WENDY WOOD (1892-1981) AND CORA CUTHBERT §
COLLECTION OF ARCHIVAL SKETCHES, BOOKS AND PICTURES
£813
Auction: 29 October 2014 at 11:00 GMT
Description
including several portfolios, loose sketches, framed pictures, pamphlets, published books and photographs (qty)
Footnote
Note: Wendy Wood (1892-1981) was an artist, writer, and fore mostly a campaigner for Scottish Independence. She was a founder of the original National Party of Scotland in 1928, but moved away to non-party approaches in the 1930s. In 1932, she stormed Stirling Castle and tore down the Union Jack to replace it with a flag of the lion rampant.
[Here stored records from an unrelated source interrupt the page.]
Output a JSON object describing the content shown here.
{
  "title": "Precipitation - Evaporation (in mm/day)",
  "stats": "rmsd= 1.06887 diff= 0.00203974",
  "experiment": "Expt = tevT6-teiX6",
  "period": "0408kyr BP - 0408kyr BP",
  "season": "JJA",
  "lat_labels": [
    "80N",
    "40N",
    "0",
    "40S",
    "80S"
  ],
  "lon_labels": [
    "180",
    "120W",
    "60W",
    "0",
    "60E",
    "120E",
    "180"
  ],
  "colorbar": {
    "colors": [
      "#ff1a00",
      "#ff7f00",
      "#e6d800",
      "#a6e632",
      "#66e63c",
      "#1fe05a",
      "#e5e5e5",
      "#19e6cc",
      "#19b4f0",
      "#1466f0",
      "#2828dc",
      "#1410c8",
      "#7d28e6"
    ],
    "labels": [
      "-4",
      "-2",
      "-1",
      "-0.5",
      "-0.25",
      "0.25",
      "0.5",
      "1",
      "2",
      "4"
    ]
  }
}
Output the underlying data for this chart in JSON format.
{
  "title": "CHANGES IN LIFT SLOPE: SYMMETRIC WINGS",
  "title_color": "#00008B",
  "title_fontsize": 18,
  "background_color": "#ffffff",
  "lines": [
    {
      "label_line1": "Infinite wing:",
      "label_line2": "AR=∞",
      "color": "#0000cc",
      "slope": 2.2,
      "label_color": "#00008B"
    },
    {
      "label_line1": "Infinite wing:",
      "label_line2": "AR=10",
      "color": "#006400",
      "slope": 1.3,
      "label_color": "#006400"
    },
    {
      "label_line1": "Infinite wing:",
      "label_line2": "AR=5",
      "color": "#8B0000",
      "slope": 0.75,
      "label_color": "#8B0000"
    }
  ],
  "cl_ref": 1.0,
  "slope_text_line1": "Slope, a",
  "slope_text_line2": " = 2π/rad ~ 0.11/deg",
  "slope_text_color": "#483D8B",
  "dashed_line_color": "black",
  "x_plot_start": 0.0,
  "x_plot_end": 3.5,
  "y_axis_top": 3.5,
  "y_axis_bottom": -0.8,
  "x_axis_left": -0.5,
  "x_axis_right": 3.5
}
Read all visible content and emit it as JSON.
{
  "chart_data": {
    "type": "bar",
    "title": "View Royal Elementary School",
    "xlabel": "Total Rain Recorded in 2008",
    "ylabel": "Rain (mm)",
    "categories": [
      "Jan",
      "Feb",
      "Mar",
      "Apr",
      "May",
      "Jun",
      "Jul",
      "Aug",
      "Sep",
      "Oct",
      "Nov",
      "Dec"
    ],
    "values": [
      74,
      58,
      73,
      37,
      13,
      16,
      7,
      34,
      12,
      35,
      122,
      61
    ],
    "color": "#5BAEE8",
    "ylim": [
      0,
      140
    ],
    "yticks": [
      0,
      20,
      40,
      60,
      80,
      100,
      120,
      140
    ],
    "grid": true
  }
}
When questioned over her birth right, having been born in Kent, Wood regularly retorted with 'one does not have to be a horse to be born in a stable!'
Wood's work was heavily influenced by her passion for Scotland, a love nurtured by her parents, which continued in the form of protests, campaigns and speeches for the cause of Scottish Independence, as well as sculptures, paintings and the written word. She trained with Walter Sickertt and regularly sent work to the Royal Scottish Academy. In her later life she read Scottish stories on BBC's Jackanory under the name Auntie Gwen, a reference to her real name: Gwendoline Meacham.